'JACK STRUCK UP, "FOR EVER WITH THE LORD."'

The hymn struck home to rough Jeff, and when it was ended he said:

'That's the way, lad. It's almost as if them words were written for such rovin' chaps as us. Don't stop. I like it. Give us another.'

Jack was only too glad to go on. He sang his mother's favourite, 'My God, my Father, while I stray,' and followed it by many more, until his voice got tired. Sometimes he forgot a verse here and there, but he remembered enough to show Jeff that he must have sung the hymns day after day, to know them so well by heart.

Lem had sat silently on the far side of the camp fire, and as Jack ceased singing, he said sneeringly: 'Say, Jeff, you ain't been much o' a hymn-fancier afore to-night, I reckon.'

'No, I ain't,' returned the miner quietly; 'more's the pity, perhaps. If I'd had such a mother to teach me, I dare say I'd have lived a deal straighter life than I have done. I don't remember my mother. She died when I was a babby, but if she'd been like Jack's, I reckon I'd have gone as far to see her as he's agoin'.'

Lem grunted. In spite of himself he had liked listening to the boy's singing, but the words that he sang had made no impression on him.
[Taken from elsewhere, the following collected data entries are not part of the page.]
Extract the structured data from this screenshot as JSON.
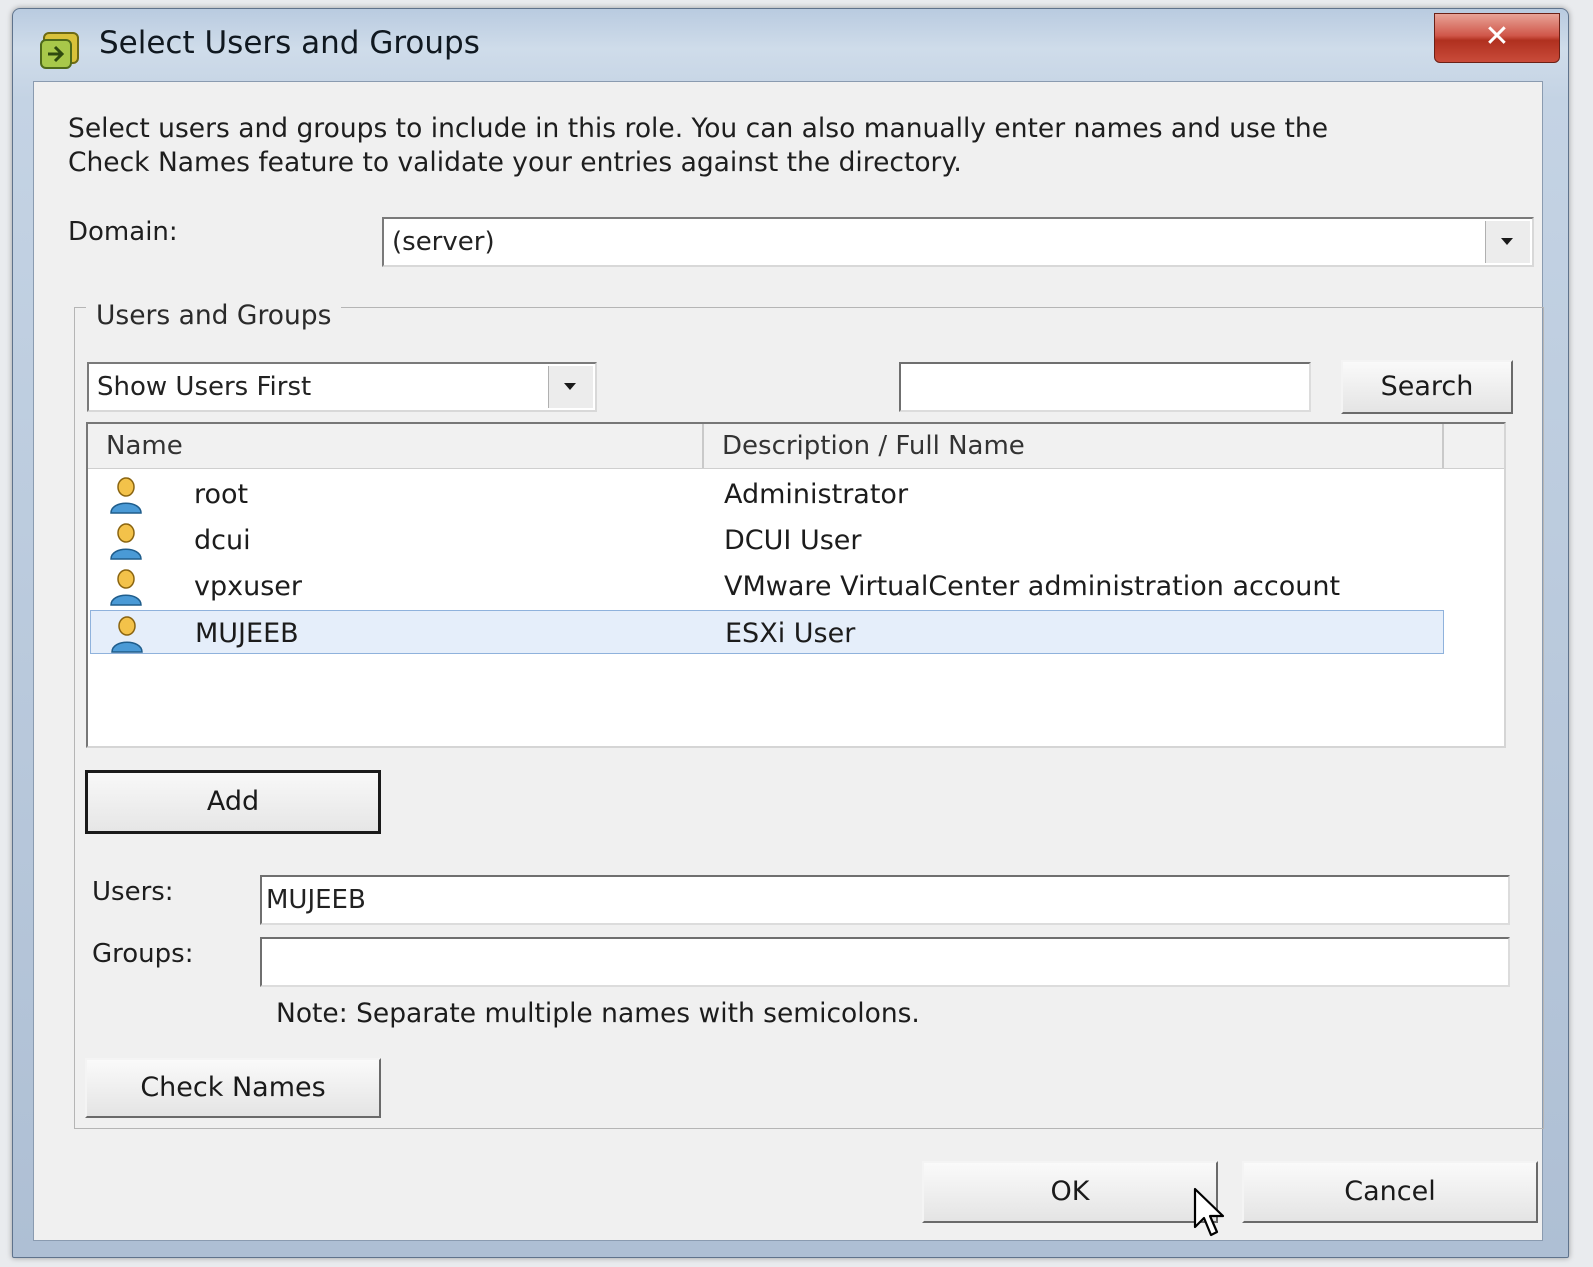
{
  "window": {
    "title": "Select Users and Groups",
    "close_label": "✕"
  },
  "intro": {
    "line1": "Select users and groups to include in this role. You can also manually enter names and use the",
    "line2": "Check Names feature to validate your entries against the directory."
  },
  "domain": {
    "label": "Domain:",
    "selected": "(server)"
  },
  "users_and_groups": {
    "legend": "Users and Groups",
    "sort_selected": "Show Users First",
    "search_value": "",
    "search_button": "Search",
    "columns": [
      "Name",
      "Description / Full Name"
    ],
    "rows": [
      {
        "name": "root",
        "description": "Administrator",
        "icon": "user-icon"
      },
      {
        "name": "dcui",
        "description": "DCUI User",
        "icon": "user-icon"
      },
      {
        "name": "vpxuser",
        "description": "VMware VirtualCenter administration account",
        "icon": "user-icon"
      },
      {
        "name": "MUJEEB",
        "description": "ESXi User",
        "icon": "user-icon",
        "selected": true
      }
    ],
    "add_button": "Add",
    "users_label": "Users:",
    "users_value": "MUJEEB",
    "groups_label": "Groups:",
    "groups_value": "",
    "note": "Note: Separate multiple names with semicolons.",
    "check_names_button": "Check Names"
  },
  "footer": {
    "ok_button": "OK",
    "cancel_button": "Cancel"
  },
  "colors": {
    "selection_background": "#e5eefa",
    "selection_border": "#8fb2dc",
    "close_button": "#c94b3a"
  }
}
Jeff always sent Jack early to bed, for the unusual fatigue made the little fellow feel very tired and weary towards night. He slept in the waggon, for Jeff had said after the first day, 'Jest roll yersel' up cosy in there. Lem an' I are used to sleepin' on the ground an' like it best, but it's different for a kid like you.'

Jack soon became attached to the good-natured miner, and he felt as long as he was present he need not feel in the least afraid of Lem troubling him.